Sustaining Tilapia Production in the CNMI Through the Use of an Artificial Fry Incubation System

Project Overview

FW08-024
Project Type: Farmer/Rancher
Funds awarded in 2008: $15,000.00
Projected End Date: 12/31/2009
Region: Western
State: Northern Mariana Islands
Principal Investigator:

Annual Reports

Commodities

  • Animals: fish

Practices

  • Animal Production: feed/forage
  • Education and Training: extension, farmer to farmer, on-farm/ranch research

    Summary:

    The Commonwealth of the Northern Mariana Island’s (CNMI) population is about half indigenous (the Chamorros and Carolinians) and half foreign guest workers, mostly from the Philippines, China and Bangladesh. These guest workers come from traditionally fish consuming countries, and Tilapia is a big part of their diet.
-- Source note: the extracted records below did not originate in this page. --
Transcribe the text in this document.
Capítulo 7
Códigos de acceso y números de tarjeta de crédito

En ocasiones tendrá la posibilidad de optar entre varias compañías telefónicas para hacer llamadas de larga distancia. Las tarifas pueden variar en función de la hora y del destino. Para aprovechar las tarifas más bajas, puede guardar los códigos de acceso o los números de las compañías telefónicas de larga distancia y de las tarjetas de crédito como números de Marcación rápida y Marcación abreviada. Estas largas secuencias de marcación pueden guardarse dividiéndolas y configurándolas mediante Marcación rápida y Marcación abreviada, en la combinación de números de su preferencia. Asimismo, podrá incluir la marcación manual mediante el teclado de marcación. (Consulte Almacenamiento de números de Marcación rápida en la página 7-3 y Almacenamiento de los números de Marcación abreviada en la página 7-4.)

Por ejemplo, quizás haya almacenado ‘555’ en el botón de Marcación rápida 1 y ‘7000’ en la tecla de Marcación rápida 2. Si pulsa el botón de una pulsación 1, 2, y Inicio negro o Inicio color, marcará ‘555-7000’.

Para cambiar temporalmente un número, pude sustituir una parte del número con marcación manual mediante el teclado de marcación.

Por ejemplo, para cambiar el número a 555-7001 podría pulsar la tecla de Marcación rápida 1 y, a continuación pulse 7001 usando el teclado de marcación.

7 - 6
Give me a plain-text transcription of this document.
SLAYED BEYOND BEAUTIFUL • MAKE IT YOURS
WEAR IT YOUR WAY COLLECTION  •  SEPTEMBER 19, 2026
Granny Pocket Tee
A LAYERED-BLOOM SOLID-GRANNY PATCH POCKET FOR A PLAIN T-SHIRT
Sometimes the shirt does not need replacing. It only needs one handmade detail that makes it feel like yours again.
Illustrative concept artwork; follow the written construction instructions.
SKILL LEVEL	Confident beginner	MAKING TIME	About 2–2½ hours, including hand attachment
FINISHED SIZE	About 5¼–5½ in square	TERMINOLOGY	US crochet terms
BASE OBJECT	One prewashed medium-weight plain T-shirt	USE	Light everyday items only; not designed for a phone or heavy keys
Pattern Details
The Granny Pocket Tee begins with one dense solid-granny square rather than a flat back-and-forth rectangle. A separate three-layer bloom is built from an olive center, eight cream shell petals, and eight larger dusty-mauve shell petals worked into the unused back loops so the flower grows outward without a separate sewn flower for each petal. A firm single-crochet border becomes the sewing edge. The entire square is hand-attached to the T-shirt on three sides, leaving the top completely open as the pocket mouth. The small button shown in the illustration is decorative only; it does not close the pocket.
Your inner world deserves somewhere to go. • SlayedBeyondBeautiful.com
The indigenous populations have also accepted and added Tilapia to their diet since production started back in 1995.

    Before this project, Tilapia grow out was stymied by the lack of CNMI-based fry production to support the industry. Tilapia fry were imported from around the region, but this brought up shipping cost, bio-security, mortality and consistent supply issues that made it difficult to expand production commercially. Unlike marine finfish species, Tilapia can be easily reproduced in a captive environment with minimal technology and capital investment, with technology developed in Thailand.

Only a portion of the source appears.